I always believe, and preach, that it’s unfair to review a perfume unless you wear it…in decent quantity. You can’t judge a perfume from a scent strip, spraying it on paper, or dabbing a drop or two (Pilgrim-like) on your wrists. When I test a fragrance, I spray it liberally on my chest and arms. So: I hereby admit I’m reviewing the new Paco Rabanne Invictus1 based only on a couple of sprays aimed at the back of one hand (where I can “easily” scrub it away as soon as I'm convinced it has delivered its full “personality”). The thought of dousing myself with Invictus is repellant!

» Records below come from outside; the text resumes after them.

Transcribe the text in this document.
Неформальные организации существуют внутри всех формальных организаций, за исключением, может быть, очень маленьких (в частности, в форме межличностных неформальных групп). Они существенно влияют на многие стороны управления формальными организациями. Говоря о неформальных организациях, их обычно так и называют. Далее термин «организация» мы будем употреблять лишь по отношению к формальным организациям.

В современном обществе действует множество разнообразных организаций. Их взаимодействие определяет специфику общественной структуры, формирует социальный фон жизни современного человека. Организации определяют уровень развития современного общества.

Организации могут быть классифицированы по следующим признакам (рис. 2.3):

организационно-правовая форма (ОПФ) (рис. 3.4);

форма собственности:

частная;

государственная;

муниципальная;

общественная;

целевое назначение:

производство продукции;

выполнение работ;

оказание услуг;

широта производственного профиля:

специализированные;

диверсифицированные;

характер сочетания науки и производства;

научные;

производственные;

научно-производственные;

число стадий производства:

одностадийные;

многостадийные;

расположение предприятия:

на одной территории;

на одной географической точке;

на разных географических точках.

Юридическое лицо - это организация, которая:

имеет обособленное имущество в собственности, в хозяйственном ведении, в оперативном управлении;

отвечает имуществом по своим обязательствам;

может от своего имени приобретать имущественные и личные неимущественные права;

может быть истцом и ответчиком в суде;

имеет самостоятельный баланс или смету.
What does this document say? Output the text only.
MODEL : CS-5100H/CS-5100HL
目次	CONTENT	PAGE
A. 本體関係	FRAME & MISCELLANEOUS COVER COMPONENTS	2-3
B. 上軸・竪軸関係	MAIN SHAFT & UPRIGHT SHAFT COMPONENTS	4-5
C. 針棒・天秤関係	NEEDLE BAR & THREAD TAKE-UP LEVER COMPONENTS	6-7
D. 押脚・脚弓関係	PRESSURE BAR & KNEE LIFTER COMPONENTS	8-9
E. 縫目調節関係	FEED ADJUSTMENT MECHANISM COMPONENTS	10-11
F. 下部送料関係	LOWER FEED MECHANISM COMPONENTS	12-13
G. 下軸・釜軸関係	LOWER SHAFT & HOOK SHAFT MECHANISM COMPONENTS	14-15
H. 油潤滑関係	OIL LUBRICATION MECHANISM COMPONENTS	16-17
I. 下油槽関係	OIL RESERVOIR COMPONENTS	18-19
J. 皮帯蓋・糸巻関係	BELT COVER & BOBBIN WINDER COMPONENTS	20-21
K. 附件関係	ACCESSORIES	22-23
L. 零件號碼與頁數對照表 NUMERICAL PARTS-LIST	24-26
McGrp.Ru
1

Invictus is an ugly perfume, a “why-bother” perfume (hundreds of perfumes smell just like it), a perfume begging to be discontinued. (Well, maybe Invictus isn't begging to be discontinued…but I’m begging: "Discontinue it!")
Invictus starts with sweet 'n sour fruit aromas; the fruit has a furry edge (decomposition? or funky bay leaf?) Invictus' sweetness builds as very cheap-smelling indistinct floral notes emerge and are joined by a marine "bilge water" accent. The overall tone of Invictus is "sporty"/locker-room-in-high-school (with smelly air pockets of menthol, scented deodorant and mouthwash). Near the end of its development, there's burnt musk. Invictus smells inexpensive but lasts and lasts on skin; unfortunately, the sillage is excellent.
I find the Invictus bottle "adolescent" in character...but that's just my taste/take. I wonder if Invictus was designed to attract the post-Axe crowd? Young men who realize Axe scents are too "teen" for them, but who hate the idea of giving up those "fresh" marine/ozone/sport notes.
Now: off to scour my hand!
Paco Rabanne Invictus is available in 50 and 100 ml Eau de Toilette.
1. Perfumer: Véronique Nyberg; fragrance notes for Invictus include grapefruit, marine accord, bay leaf, jasmine, hedione, guaiac wood, patchouli, oak moss and ambergris.